E para continuar com a metáfora: tal como a colisão do Titanic com o iceberg acabou por levar ao seu naufrágio, assim também um aumento contínuo das taxas de juro pode colocar o sistema financeiro e económico mundial numa situação de grande dificuldade e, em casos extremos, provocar mesmo um colapso fatal do sistema financeiro e económico; chamemos a isto o «efeito Titanic».

Desde 2020, as taxas de juro têm subido de forma mais ou menos constante. Assim, por exemplo, o rendimento das obrigações do Tesouro dos EUA a 10 anos subiu de 0,65 pontos percentuais para os atuais 4,5%. No entanto, entretanto, o aumento das taxas de juro parece ter ganho uma dinâmica própria, tornando-se mais do que uma mera «normalização» que devolve as taxas de juro de níveis extremamente baixos para níveis historicamente habituais.

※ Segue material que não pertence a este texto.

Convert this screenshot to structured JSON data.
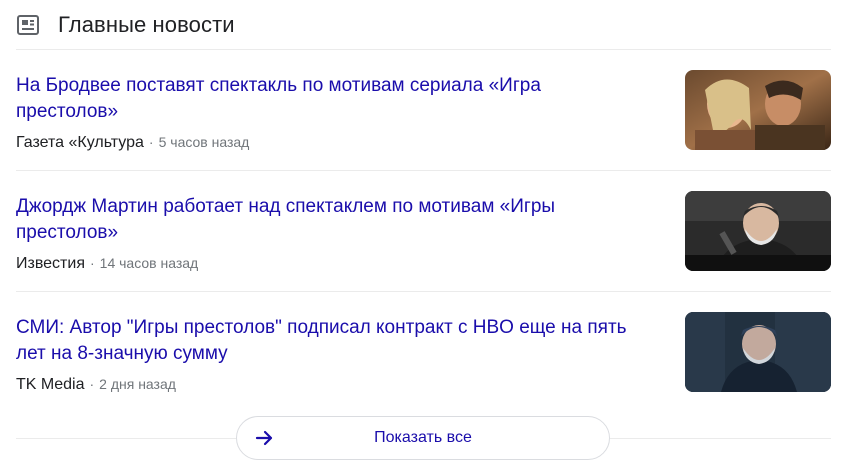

Nos mercados de crédito, estão a surgir dúvidas quanto à qualidade de crédito de muitos devedores, sobretudo dos devedores públicos. Não é de admirar, tendo em conta as enormes montanhas de dívida que os governos, muitas vezes incentivados com entusiasmo pelos governados, acumularam nas últimas décadas. Afinal, viver a crédito era relativamente fácil, porque as taxas de juro não paravam de descer.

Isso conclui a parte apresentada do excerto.